- Cover of the first volume of The Knockout Makers

ザ・ノックアウト・マイカーズ
- Written by: Kyoko Hashimoto
- Published by: Akita Shoten
- English publisher: NA: Tokyopop; (expired)
- Imprint: Princess Comics
- Magazine: Princess
- Original run: December 6, 2003 – May 2, 2005
- Volumes: 3

= The Knockout Makers =

Japanese manga series by Kyoko Hashimoto

The Knockout Makers (ザ・ノックアウト・マイカーズ) is a Japanese shōjo manga series written and illustrated by Kyoko Hashimoto (橋本 教子, Hashimoto Kyōko). It was serialized in Akita Shoten's Princess magazine from December 6, 2003, to May 2, 2005, with its chapters collected into three tankōbon volumes published under the Princess Comics imprint.
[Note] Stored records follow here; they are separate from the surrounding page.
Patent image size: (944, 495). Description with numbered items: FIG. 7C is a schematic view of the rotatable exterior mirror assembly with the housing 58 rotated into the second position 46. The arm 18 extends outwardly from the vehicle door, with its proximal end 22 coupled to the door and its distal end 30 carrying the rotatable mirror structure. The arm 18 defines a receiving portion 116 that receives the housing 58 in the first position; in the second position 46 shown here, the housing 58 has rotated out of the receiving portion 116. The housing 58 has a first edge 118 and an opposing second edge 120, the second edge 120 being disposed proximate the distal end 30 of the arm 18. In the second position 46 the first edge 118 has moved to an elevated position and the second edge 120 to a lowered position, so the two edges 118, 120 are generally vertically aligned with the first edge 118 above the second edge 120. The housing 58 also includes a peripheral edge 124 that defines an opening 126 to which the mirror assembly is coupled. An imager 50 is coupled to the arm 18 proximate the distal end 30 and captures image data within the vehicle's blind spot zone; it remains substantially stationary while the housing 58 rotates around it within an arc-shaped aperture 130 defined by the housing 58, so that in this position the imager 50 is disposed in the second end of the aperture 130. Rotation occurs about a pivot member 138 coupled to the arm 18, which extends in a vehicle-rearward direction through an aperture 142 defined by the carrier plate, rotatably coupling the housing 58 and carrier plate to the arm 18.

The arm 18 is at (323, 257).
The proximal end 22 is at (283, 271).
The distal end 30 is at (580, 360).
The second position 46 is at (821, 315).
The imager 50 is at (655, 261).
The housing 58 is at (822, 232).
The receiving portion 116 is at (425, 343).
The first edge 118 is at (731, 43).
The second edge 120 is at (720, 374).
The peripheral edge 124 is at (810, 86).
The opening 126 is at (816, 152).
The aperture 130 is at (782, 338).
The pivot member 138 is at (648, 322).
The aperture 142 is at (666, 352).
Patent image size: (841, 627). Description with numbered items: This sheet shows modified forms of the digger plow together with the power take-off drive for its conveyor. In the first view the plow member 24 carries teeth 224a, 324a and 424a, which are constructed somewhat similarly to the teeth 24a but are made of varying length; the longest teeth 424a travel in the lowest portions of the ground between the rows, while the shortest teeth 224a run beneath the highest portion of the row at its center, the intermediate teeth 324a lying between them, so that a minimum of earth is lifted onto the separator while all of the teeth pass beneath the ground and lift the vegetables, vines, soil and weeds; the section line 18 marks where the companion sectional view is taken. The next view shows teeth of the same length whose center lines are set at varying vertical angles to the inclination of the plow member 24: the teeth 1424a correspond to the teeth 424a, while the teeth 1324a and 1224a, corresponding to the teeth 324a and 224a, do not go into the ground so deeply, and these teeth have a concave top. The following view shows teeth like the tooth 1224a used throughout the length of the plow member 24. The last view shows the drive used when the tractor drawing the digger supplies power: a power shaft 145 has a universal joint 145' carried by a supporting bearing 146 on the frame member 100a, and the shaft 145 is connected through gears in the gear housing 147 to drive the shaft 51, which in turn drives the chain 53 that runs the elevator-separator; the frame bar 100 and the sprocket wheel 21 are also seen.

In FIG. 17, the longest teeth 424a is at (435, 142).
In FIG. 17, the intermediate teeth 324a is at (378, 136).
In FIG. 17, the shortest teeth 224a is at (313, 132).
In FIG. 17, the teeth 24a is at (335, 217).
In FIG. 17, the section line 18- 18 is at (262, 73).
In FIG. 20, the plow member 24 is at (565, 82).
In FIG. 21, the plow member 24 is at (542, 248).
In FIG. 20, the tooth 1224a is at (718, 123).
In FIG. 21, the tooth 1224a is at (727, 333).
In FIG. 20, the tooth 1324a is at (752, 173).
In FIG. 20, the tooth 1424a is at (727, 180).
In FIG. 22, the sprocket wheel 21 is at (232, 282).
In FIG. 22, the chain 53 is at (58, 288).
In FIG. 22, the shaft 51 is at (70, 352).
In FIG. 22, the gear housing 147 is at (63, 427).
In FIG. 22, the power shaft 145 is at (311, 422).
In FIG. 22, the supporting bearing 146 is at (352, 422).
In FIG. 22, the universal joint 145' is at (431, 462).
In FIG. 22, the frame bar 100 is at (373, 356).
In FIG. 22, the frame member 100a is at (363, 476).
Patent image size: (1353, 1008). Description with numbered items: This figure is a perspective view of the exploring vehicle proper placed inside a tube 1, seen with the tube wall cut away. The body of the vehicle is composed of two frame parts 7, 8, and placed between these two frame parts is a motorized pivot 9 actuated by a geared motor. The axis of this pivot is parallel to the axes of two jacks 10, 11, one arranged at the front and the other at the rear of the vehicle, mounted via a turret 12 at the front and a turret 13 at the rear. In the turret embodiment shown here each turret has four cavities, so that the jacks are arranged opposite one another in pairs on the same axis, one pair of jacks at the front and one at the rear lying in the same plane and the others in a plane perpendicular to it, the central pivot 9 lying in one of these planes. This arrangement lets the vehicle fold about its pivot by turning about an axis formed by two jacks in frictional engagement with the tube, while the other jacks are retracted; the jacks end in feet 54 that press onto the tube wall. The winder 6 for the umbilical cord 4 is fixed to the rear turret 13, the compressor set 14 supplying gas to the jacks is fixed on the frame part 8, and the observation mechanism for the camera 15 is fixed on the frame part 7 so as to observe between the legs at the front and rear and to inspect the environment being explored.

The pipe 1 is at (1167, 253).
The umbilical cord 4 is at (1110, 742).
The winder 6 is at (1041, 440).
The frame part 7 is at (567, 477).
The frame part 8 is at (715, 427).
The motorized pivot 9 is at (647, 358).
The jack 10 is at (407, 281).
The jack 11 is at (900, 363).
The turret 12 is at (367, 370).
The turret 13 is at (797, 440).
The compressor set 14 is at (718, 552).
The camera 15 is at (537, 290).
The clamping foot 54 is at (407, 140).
The series was licensed in English by Tokyopop, which published all three volumes in 2008; it went out-of-print when the company shut down its North American publishing division in 2011.

==Reception==
"The Knockout Makers is a shojo that, like Keiko Suenobu's Life, needs to be in teen readers' hands." — Leroy Douresseaux, Comic Book Bin.
"If you are looking for a fun read, Knockout Makers should be on your list." — Ron Quezon, Mania.
"At least the pretty boys distracted me from a setup that, at times, runs the risk of repetition–ugly girl needs help, makeover guys to the rescue, ugly girl becomes pretty girl, rinse, repeat." — Sheridan Scott, Newtype USA.
"While the artwork in this book is fairly straightforward shojo stuff, it's the little touches like this that give it a bit of an edge over other books on the shelf." — A. E. Sparrow, IGN.
"What appealed to me most is that she really does try to make over the girls without changing too much of them to be believable." — Snow Wildsmith, Teenreads.com.